Frozen II features Indigenous culture much more directly, and even addressed the issue of Indigenous erasure. Filmmakers Jennifer Lee and Chris Buck, along with producer Peter Del Vecho, consulted with experts on how to do that respectfully—the experts, of course, being the Sámi people themselves.

Sámi leaders met with Disney producer Peter Del Vecho in September 2019.Sámediggi Sametinget/Flickr

The Sámi parliaments of Norway, Sweden and Finland, and the non-governmental Saami Council reached out to the filmmakers when they found out their culture would be highlighted in the film. They formed a Sámi expert advisory group, called Verddet, to assist filmmakers in with how to accurately and respectfully portray Sámi culture, history, and society.

In a contract signed by Walt Disney Animation Studios and Sámi leaders, the Sámi stated their position that "their collective and individual culture, including aesthetic elements, music, language, stories, histories, and other traditional cultural expressions are property that belong to the Sámi," and "that to adequately respect the rights that the Sámi have to and in their culture, it is necessary to ensure sensitivity, allow for free, prior, and informed consent, and ensure that adequate benefit sharing is employed."

RELATED: This aboriginal Australian used kindness and tea to trump the racism he overheard.

Disney agreed to work with the advisory group, to produce a version of Frozen II in one Sámi language, as well as to "pursue cross-learning opportunities" and "arrange for contributions back to the Sámi society."

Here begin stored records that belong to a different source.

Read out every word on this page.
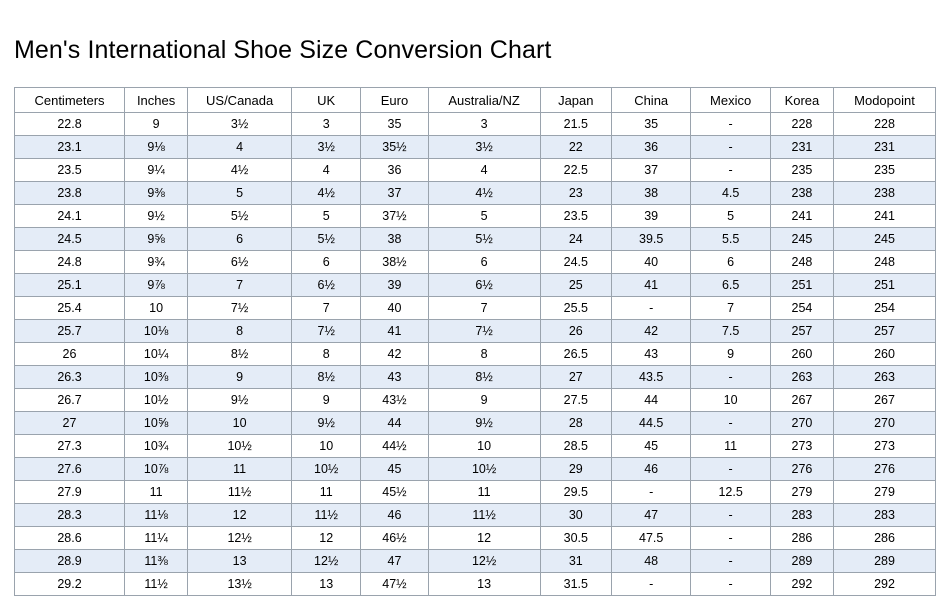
Men's International Shoe Size Conversion Chart
Centimeters	Inches	US/Canada	UK	Euro	Australia/NZ	Japan	China	Mexico	Korea	Modopoint
22.8	9	3½	3	35	3	21.5	35	-	228	228
23.1	9⅛	4	3½	35½	3½	22	36	-	231	231
23.5	9¼	4½	4	36	4	22.5	37	-	235	235
23.8	9⅜	5	4½	37	4½	23	38	4.5	238	238
24.1	9½	5½	5	37½	5	23.5	39	5	241	241
24.5	9⅝	6	5½	38	5½	24	39.5	5.5	245	245
24.8	9¾	6½	6	38½	6	24.5	40	6	248	248
25.1	9⅞	7	6½	39	6½	25	41	6.5	251	251
25.4	10	7½	7	40	7	25.5	-	7	254	254
25.7	10⅛	8	7½	41	7½	26	42	7.5	257	257
26	10¼	8½	8	42	8	26.5	43	9	260	260
26.3	10⅜	9	8½	43	8½	27	43.5	-	263	263
26.7	10½	9½	9	43½	9	27.5	44	10	267	267
27	10⅝	10	9½	44	9½	28	44.5	-	270	270
27.3	10¾	10½	10	44½	10	28.5	45	11	273	273
27.6	10⅞	11	10½	45	10½	29	46	-	276	276
27.9	11	11½	11	45½	11	29.5	-	12.5	279	279
28.3	11⅛	12	11½	46	11½	30	47	-	283	283
28.6	11¼	12½	12	46½	12	30.5	47.5	-	286	286
28.9	11⅜	13	12½	47	12½	31	48	-	289	289
29.2	11½	13½	13	47½	13	31.5	-	-	292	292
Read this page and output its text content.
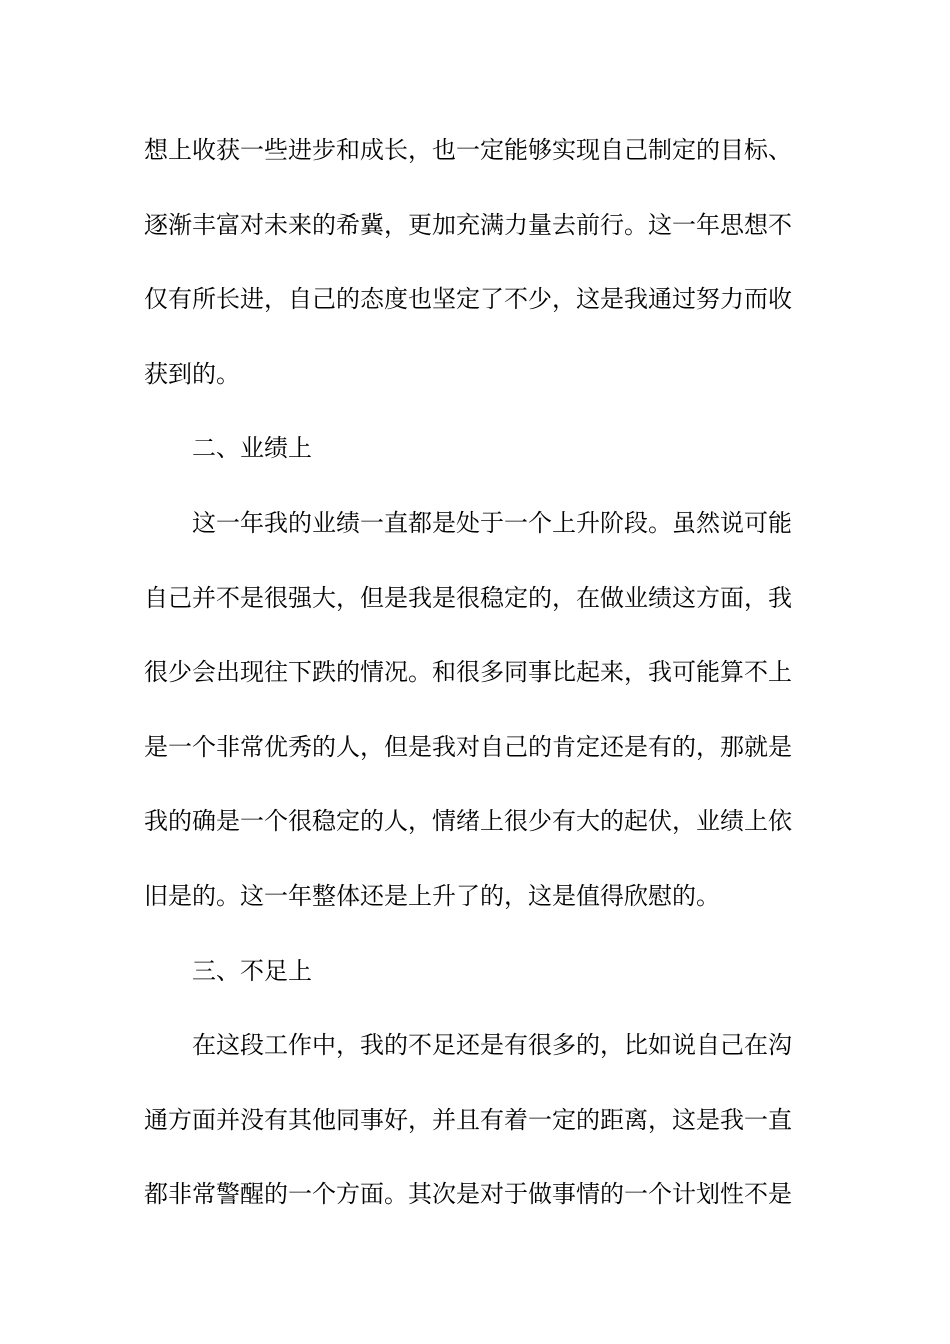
想上收获一些进步和成长，也一定能够实现自己制定的目标、
逐渐丰富对未来的希冀，更加充满力量去前行。这一年思想不
仅有所长进，自己的态度也坚定了不少，这是我通过努力而收
获到的。
二、业绩上
这一年我的业绩一直都是处于一个上升阶段。虽然说可能
自己并不是很强大，但是我是很稳定的，在做业绩这方面，我
很少会出现往下跌的情况。和很多同事比起来，我可能算不上
是一个非常优秀的人，但是我对自己的肯定还是有的，那就是
我的确是一个很稳定的人，情绪上很少有大的起伏，业绩上依
旧是的。这一年整体还是上升了的，这是值得欣慰的。
三、不足上
在这段工作中，我的不足还是有很多的，比如说自己在沟
通方面并没有其他同事好，并且有着一定的距离，这是我一直
都非常警醒的一个方面。其次是对于做事情的一个计划性不是
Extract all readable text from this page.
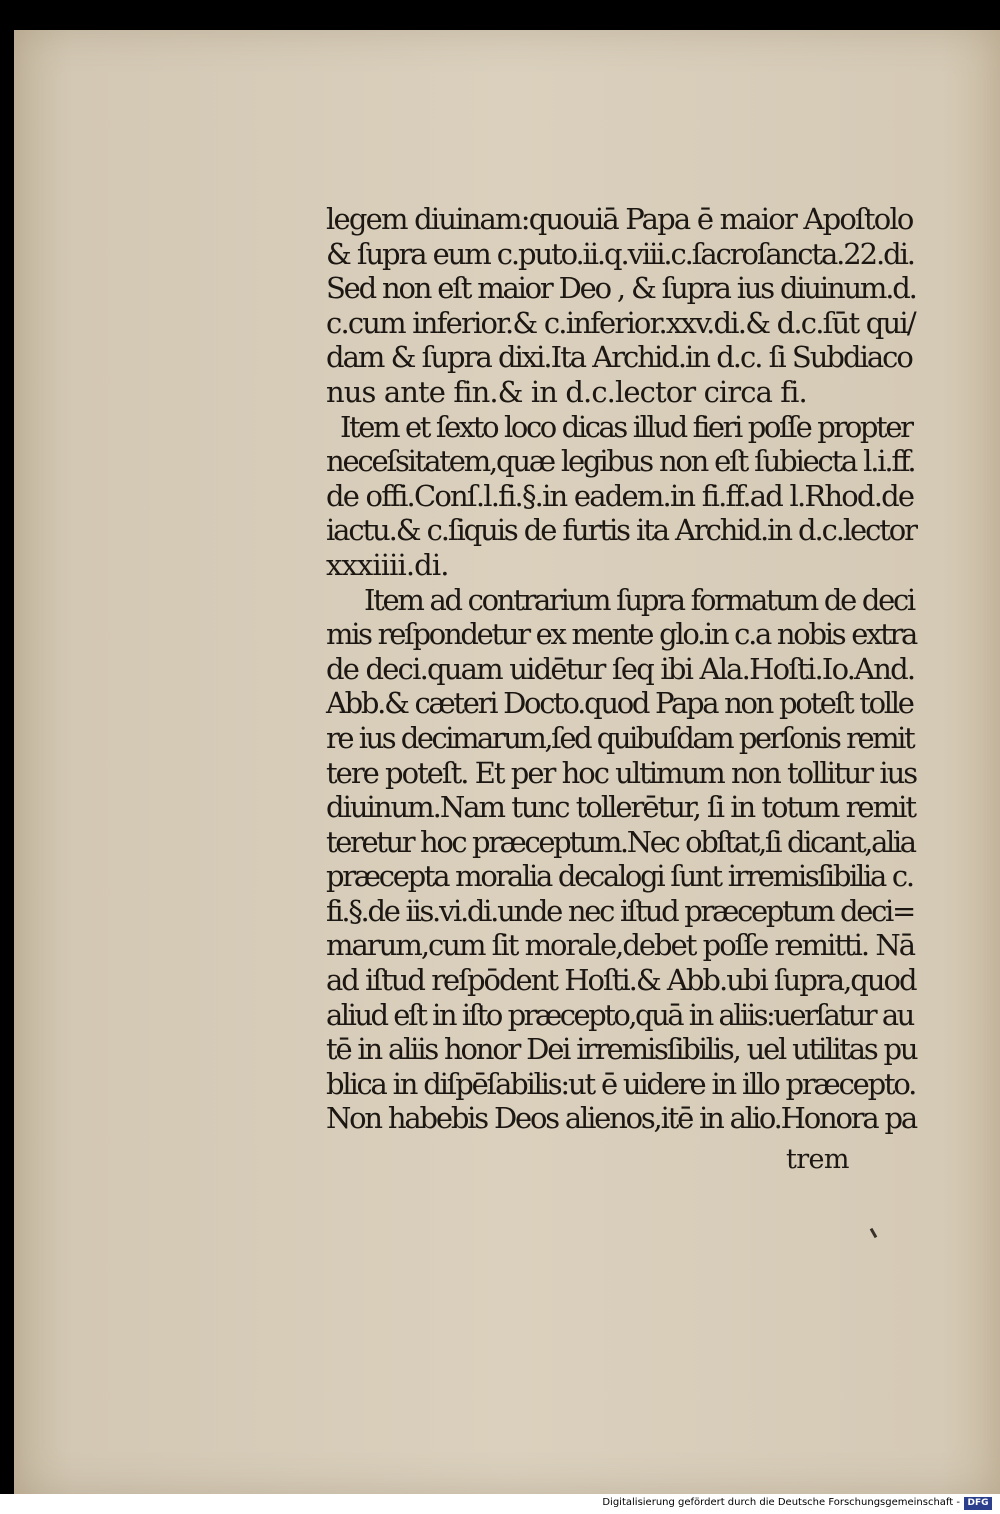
legem diuinam:quouiā Papa ē maior Apoſtolo
& ſupra eum c.puto.ii.q.viii.c.ſacroſancta.22.di.
Sed non eſt maior Deo , & ſupra ius diuinum.d.
c.cum inferior.& c.inferior.xxv.di.& d.c.ſūt qui/
dam & ſupra dixi.Ita Archid.in d.c. ſi Subdiaco
nus ante fin.& in d.c.lector circa fi.
Item et ſexto loco dicas illud fieri poſſe propter
neceſsitatem,quæ legibus non eſt ſubiecta l.i.ff.
de offi.Conſ.l.fi.§.in eadem.in fi.ff.ad l.Rhod.de
iactu.& c.ſiquis de furtis ita Archid.in d.c.lector
xxxiiii.di.
Item ad contrarium ſupra formatum de deci
mis reſpondetur ex mente glo.in c.a nobis extra
de deci.quam uidētur ſeq ibi Ala.Hoſti.Io.And.
Abb.& cæteri Docto.quod Papa non poteſt tolle
re ius decimarum,ſed quibuſdam perſonis remit
tere poteſt. Et per hoc ultimum non tollitur ius
diuinum.Nam tunc tollerētur, ſi in totum remit
teretur hoc præceptum.Nec obſtat,ſi dicant,alia
præcepta moralia decalogi ſunt irremisſibilia c.
fi.§.de iis.vi.di.unde nec iſtud præceptum deci=
marum,cum ſit morale,debet poſſe remitti. Nā
ad iſtud reſpōdent Hoſti.& Abb.ubi ſupra,quod
aliud eſt in iſto præcepto,quā in aliis:uerſatur au
tē in aliis honor Dei irremisſibilis, uel utilitas pu
blica in diſpēſabilis:ut ē uidere in illo præcepto.
Non habebis Deos alienos,itē in alio.Honora pa
trem
Digitalisierung gefördert durch die Deutsche Forschungsgemeinschaft - DFG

Anne Lájla Utsi, managing director at the International Sámi Film Institute, was part of the Verddet advisory group. She told NOW, "This is a good example of how a big, international company like Disney acknowledges the fact that we own our own culture and stories. It hasn't happened before."

"Disney's team really wanted to make it right," said Utsi. "They didn't want to make any mistakes or hurt anybody. We felt that they took it seriously. And the film shows that. We in Verddet are truly proud of this collaboration."

Sounds like you've done well this time, Disney. Let's hope such cultural sensitivity and collaboration continues, and that other filmmakers and production companies will follow suit.